Sorrell is currently most concerned with the extension of light rail on the original corridor along Main Street, from Mesa Drive to Gilbert Road, a project now under construction and expected to open in spring 2019.

Light rail would be a more startling development in suburban Chandler, which is taking a cautious approach toward mass transit. Buses will start running at 15-minute intervals along Arizona Avenue starting in October for most of the day, rather than just during the rush hours, said Dan Cook, city engineer.

It might not sound like much, but at least that’s better than waiting a half-hour for a bus in Chandler during off-peak hours right now.

More likely than not, mass transit would become more available in Chandler in stages, with the addition of more frequent buses or express buses before progressing to the light rail, the most intense and expensive option, Cook said.

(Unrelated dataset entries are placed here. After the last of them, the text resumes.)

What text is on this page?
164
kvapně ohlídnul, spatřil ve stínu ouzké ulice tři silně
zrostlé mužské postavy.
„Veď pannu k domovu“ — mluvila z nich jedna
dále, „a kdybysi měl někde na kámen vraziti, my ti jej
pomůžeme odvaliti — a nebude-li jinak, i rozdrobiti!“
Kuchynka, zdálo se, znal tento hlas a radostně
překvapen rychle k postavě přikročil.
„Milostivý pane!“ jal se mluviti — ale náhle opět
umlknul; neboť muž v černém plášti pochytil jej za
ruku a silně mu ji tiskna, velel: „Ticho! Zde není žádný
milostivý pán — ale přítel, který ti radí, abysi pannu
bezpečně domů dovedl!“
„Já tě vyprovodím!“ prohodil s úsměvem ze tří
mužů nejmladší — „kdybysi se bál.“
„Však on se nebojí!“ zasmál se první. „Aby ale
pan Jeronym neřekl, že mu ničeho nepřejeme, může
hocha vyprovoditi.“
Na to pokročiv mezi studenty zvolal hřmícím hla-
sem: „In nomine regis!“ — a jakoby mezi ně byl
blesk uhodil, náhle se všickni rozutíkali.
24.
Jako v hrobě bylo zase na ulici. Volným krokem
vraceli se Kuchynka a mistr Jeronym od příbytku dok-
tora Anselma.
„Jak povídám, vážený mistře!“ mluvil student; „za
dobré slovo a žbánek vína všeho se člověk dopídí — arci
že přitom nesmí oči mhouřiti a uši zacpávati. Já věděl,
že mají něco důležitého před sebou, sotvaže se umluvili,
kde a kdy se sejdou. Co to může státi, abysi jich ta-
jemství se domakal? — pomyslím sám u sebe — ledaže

He said the issue of participating in Mesa’s light rail alternatives study is still under discussion internally among Chandler officials and has not come before the Chandler City Council.

“We don’t know if Chandler will ever meet the criteria in ridership to have light rail transit. We don’t know if we will every get there,’’ Cook said, noting the city’s lack of high density development. “The concept of staging through it is probably the way to do it.’’

– Reach Jim Walsh at 480-898-5639 or at jwalsh@timespublications.com.

 

(1) comment

DougJackson

This would be great for the local community. Might hurt our towing service in Mesa when less people are using vehicles but if it's going to decrease traffic and the amount of accidents, I'm all for it.